BARSKY: This is what I enjoy doing. I like creating. I like replicating what I see in life and what I anticipate seeing.
SIMON: I'm told you've done a 103 sweaters.
BARSKY: Yes. That's correct.
SIMON: That's a lot of wool, a lot of stitches, isn't it?
BARSKY: Yes, probably millions by now.
SIMON: Do you know what you're going to knit next?
BARSKY: Yes because Groundhog Day is coming up in early February, I'm thinking of making a sweater with a groundhog on it.
SIMON: Oh, that sounds adorable. You must get requests at this point. You've become pretty famous.
BARSKY: Yes. I'm flooded with requests, so many I can't even see all of them.
SIMON: Yeah. Do you ever fulfill any?
BARSKY: I've thought about it before, but I've realized early on a long time ago that it's not practical for me to be a human sweater mill.
SIMON: (Laughter) Yeah. All right. I understand that. Well, what are some of your favorite sweaters, sweater scenes?
BARSKY: I can't say which one is my number one favorite, but some of the ones that are getting attention a lot are, like, Times Square. The Tower Bridge of London is very popular. I've done Venice, I've done Niagara Falls, just to name a few. I did one with tigers on it, and I wore it while holding a real live tiger in Thailand one time.
SIMON: Oh, my gosh. A lot of people must ask you about the electrical pylons sweater.

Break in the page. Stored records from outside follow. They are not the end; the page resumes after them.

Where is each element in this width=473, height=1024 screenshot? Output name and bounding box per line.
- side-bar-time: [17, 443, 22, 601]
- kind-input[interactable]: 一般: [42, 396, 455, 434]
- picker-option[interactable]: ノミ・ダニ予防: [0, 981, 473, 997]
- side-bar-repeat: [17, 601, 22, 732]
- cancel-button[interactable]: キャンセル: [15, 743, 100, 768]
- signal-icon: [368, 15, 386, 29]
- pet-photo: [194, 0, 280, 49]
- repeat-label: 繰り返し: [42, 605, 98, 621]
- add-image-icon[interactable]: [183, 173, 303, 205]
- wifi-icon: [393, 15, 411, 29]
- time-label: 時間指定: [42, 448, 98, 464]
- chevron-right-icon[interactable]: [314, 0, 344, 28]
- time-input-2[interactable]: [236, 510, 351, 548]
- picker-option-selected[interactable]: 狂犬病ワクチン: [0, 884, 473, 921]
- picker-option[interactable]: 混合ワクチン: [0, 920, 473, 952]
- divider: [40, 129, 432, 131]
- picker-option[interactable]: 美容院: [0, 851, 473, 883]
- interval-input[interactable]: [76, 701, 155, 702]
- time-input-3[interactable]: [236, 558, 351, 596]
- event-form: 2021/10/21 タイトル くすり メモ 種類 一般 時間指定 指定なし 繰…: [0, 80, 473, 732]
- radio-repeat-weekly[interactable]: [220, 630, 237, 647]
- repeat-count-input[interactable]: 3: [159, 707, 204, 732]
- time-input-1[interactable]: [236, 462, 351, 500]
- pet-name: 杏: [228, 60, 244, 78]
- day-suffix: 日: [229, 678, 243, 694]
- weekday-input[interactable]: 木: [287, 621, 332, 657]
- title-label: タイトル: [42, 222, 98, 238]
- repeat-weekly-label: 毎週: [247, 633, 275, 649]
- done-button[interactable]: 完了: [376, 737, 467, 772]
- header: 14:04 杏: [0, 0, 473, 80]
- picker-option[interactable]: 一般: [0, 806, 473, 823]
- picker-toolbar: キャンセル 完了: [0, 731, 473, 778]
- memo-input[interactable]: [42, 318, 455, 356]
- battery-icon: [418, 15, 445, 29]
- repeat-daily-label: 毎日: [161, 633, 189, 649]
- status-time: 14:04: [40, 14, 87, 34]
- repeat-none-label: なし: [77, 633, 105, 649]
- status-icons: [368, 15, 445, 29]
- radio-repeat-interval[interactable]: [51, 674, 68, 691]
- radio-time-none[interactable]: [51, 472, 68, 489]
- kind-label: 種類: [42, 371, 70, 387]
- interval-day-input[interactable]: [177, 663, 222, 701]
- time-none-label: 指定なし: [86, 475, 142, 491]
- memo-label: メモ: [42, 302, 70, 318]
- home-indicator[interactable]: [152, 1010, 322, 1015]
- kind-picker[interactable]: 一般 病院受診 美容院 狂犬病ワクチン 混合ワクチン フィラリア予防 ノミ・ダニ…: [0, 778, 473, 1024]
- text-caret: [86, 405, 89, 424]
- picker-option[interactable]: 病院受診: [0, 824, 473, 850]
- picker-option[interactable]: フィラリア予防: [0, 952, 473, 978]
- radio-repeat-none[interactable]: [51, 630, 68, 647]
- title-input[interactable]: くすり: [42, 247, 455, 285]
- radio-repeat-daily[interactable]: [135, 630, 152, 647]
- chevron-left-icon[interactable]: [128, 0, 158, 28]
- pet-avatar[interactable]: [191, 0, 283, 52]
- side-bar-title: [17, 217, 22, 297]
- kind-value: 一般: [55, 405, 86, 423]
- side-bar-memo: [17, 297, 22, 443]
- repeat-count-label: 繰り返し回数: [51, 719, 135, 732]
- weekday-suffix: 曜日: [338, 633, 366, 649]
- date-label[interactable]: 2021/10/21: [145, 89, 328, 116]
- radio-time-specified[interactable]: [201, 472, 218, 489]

BARSKY: Yes. And as a matter of fact, it's the one I'm wearing right now.
SIMON: All right. Well, maybe we can get a picture of it and we can post it on our website if that's all right with you.
BARSKY: Yeah. That's fine.
SIMON: What was your artistic inspiration for that? A lot of people would see a field of electrical pylons and think we ought to put a sweater over that.
BARSKY: Yes. I see them all the time in all my routine travels around the local area. They're everywhere. So pretty much anything that crosses my eyes is a potential sweater, and the pylons are no exception.
SIMON: Yeah. Is there a sweater of your dreams you'd like to do you just haven't gotten to yet?
BARSKY: Pretty much any kind of iconic landmark or natural scene. It's like anything possibly - could be in my dreams. The only limitation I have is that it takes a month to make one.
SIMON: Do you ever put people's faces on a sweater, of friends maybe?
BARSKY: Doing a face of a specific person is not something I've ever attempted to do before. It's one of the things I'm working hard on figuring out how to do now as I'm working on a Martin Luther King Day sweater. I'm having a picture of the I Have A Dream speech with a picture of Dr. King standing in front of the crowd.
SIMON: Well, that sounds like a very ambitious piece of art, Mr. Barsky. It really does.
SIMON: Well, Mr. Barsky, you've given a lot of people pleasure. Thank you very much for your art work and letting people see it.
BARSKY: Yes, it's my pleasure. It's my goal to share it with the world.